FIG. 5 shows a second embodiment of the checker brick of the present invention, in which (a) is a plan view thereof, and (b) is a partially enlarged plan view of a connecting portion of the checker brick.

FIG. 6 shows a third embodiment of the checker brick of the present invention, in which (a) is a plan view thereof, and (b) is a partially enlarged plan view of a connecting portion of the checker brick.
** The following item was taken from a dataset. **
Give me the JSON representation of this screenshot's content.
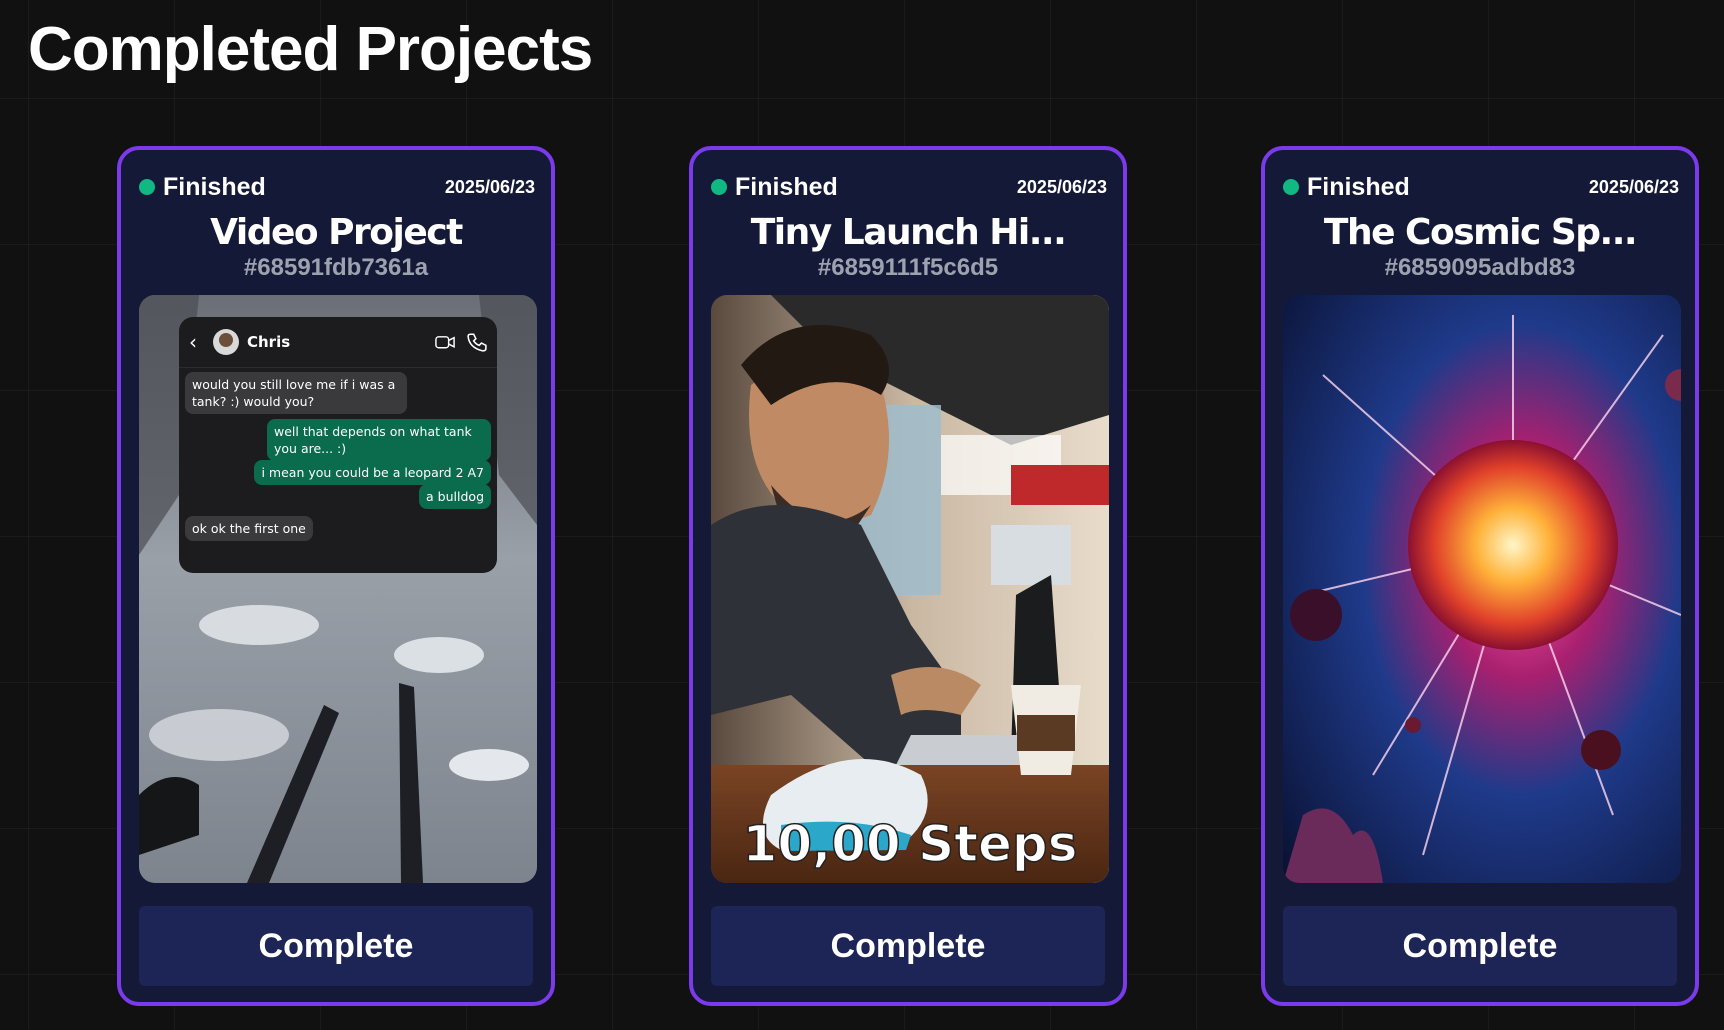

FIG. 7 is a plan view showing a fourth embodiment of the checker brick of the present invention.

[Explanation of symbols]

1, 1a, 1b, 1c, 1d, 1e, 1f, 1g Checker brick 2 First end 3 Second end 4 Middle part 5 Upper surface 6 Lower surface 7 Side surface 7a, 7b, 7c, 7d Side end portion 8 Side surface 8a , 8b, 8c, 8d Side end 9 End face 10 of the first end End face 21, 22 of the second end Convex portions 23, 24 for connection 24 First engagement surface 25, 26 Second engagement surface 31 For connection Recess 32 First engagement surface 33 Second engagement surface 34 Third engagement surface

Claims (2)

[Claims] Claim 1: The parallelepiped has a substantially rectangular parallelepiped shape, and has a pair of connecting convex portions protruding in opposite directions substantially perpendicular to the long axis at the first end in the long axis direction, and has a long parallelepiped shape. The second end in the axial direction has a connecting recess recessed in the direction along the long axis, and the connecting recess is formed by butting the end surfaces of the two checker bricks on the first end side. A checker brick characterized in that it can be fitted into one of a pair of protrusions formed by the connecting convex portions when the checker bricks are arranged. 2. The method for constructing checker bricks according to claim 1, wherein the first and second checker bricks are arranged with their first end faces facing each other, while the third and fourth checker bricks are arranged with their first end faces facing each other. checker bricks are arranged on each side of the first and second checker bricks so as to be perpendicular to the first and second checker bricks, and a pair of projections are formed by connecting projections of the first and second checker bricks; A method for constructing checker bricks, comprising fitting the connecting recesses of the third and fourth checker bricks, respectively.